In "Mathematics for the analysis of algorithms", I find the following problem.
How many permutations on $\{1 \dots n\}$ can be sorted by at most two bubble sort passes?
The book later goes on to say that it is $3^{n-2}\cdot 2$ which is the number of inversion tables $b_1 \dots b_n$ with all $b_j \leq 2$. I don't see how that works, as $4123$ is sorted in one pass and has $b_1 = 3$. Am I missing something?
I then tried to come up with a solution of my own by constructing and counting all such permutations. Say $B_k(n)$ is the number of permutations of $1 \dots n$, sorted in $k$ passes.

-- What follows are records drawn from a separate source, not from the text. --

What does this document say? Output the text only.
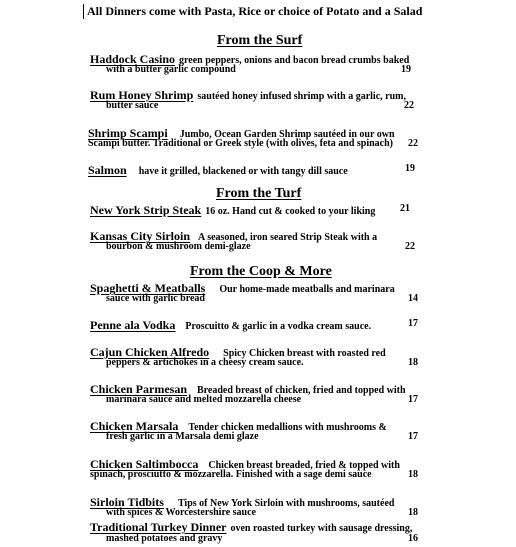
All Dinners come with Pasta, Rice or choice of Potato and a Salad
From the Surf
Haddock Casino green peppers, onions and bacon bread crumbs baked
with a butter garlic compound	19
Rum Honey Shrimp sautéed honey infused shrimp with a garlic, rum,
butter sauce	22
Shrimp Scampi Jumbo, Ocean Garden Shrimp sautéed in our own
Scampi butter. Traditional or Greek style (with olives, feta and spinach)	22
Salmon have it grilled, blackened or with tangy dill sauce	19
From the Turf
New York Strip Steak 16 oz. Hand cut & cooked to your liking	21
Kansas City Sirloin A seasoned, iron seared Strip Steak with a
bourbon & mushroom demi-glaze	22
From the Coop & More
Spaghetti & Meatballs Our home-made meatballs and marinara
sauce with garlic bread	14
Penne ala Vodka Proscuitto & garlic in a vodka cream sauce.	17
Cajun Chicken Alfredo Spicy Chicken breast with roasted red
peppers & artichokes in a cheesy cream sauce.	18
Chicken Parmesan Breaded breast of chicken, fried and topped with
marinara sauce and melted mozzarella cheese	17
Chicken Marsala Tender chicken medallions with mushrooms &
fresh garlic in a Marsala demi glaze	17
Chicken Saltimbocca Chicken breast breaded, fried & topped with
spinach, prosciutto & mozzarella. Finished with a sage demi sauce	18
Sirloin Tidbits Tips of New York Sirloin with mushrooms, sautéed
with spices & Worcestershire sauce	18
Traditional Turkey Dinner oven roasted turkey with sausage dressing,
mashed potatoes and gravy	16
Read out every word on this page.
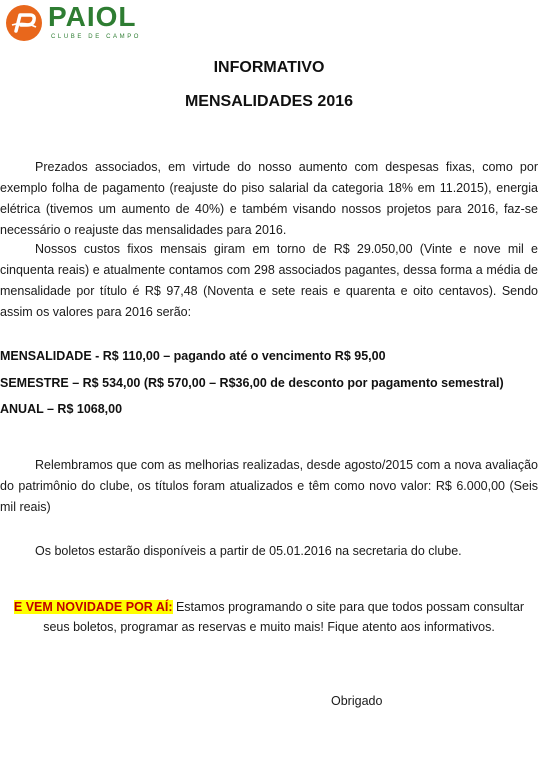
PAIOL
CLUBE DE CAMPO
INFORMATIVO
MENSALIDADES 2016
Prezados associados, em virtude do nosso aumento com despesas fixas, como por exemplo folha de pagamento (reajuste do piso salarial da categoria 18% em 11.2015), energia elétrica (tivemos um aumento de 40%) e também visando nossos projetos para 2016, faz-se necessário o reajuste das mensalidades para 2016.
Nossos custos fixos mensais giram em torno de R$ 29.050,00 (Vinte e nove mil e cinquenta reais) e atualmente contamos com 298 associados pagantes, dessa forma a média de mensalidade por título é R$ 97,48 (Noventa e sete reais e quarenta e oito centavos). Sendo assim os valores para 2016 serão:
MENSALIDADE - R$ 110,00 – pagando até o vencimento R$ 95,00
SEMESTRE – R$ 534,00 (R$ 570,00 – R$36,00 de desconto por pagamento semestral)
ANUAL – R$ 1068,00
Relembramos que com as melhorias realizadas, desde agosto/2015 com a nova avaliação do patrimônio do clube, os títulos foram atualizados e têm como novo valor: R$ 6.000,00 (Seis mil reais)
Os boletos estarão disponíveis a partir de 05.01.2016 na secretaria do clube.
E VEM NOVIDADE POR AÍ: Estamos programando o site para que todos possam consultar seus boletos, programar as reservas e muito mais! Fique atento aos informativos.
Obrigado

I found $B_1(n) = \sum \limits^{n-1}_{i=0} \binom{n-1}{i} = 2^{n-1}$ by assumption that every such permutation can be built by slicing $123\dots n$ into some chunks and moving the last number of each chunk to its front.
By a similar assumption it seems to me that $B_2(n) = \sum \limits ^n _{i=1} ~\sum \limits _{k_1 + k_2 + \cdots + k_i = n} ~\sum \limits^i _{j=1} B_1(k_j-1)$ with $k_j > 0$ and $B_1(0) = 1$. In words this is to slice $123 \dots n$ into $i$ chunks of size $k_i$ each and to move the largest number of each chunk as before, then to count $B_1$ of the length of the rest of the chunk.
I find myself unable to attack the above formula. If you could explain the answer my book gives, that would be lovely too.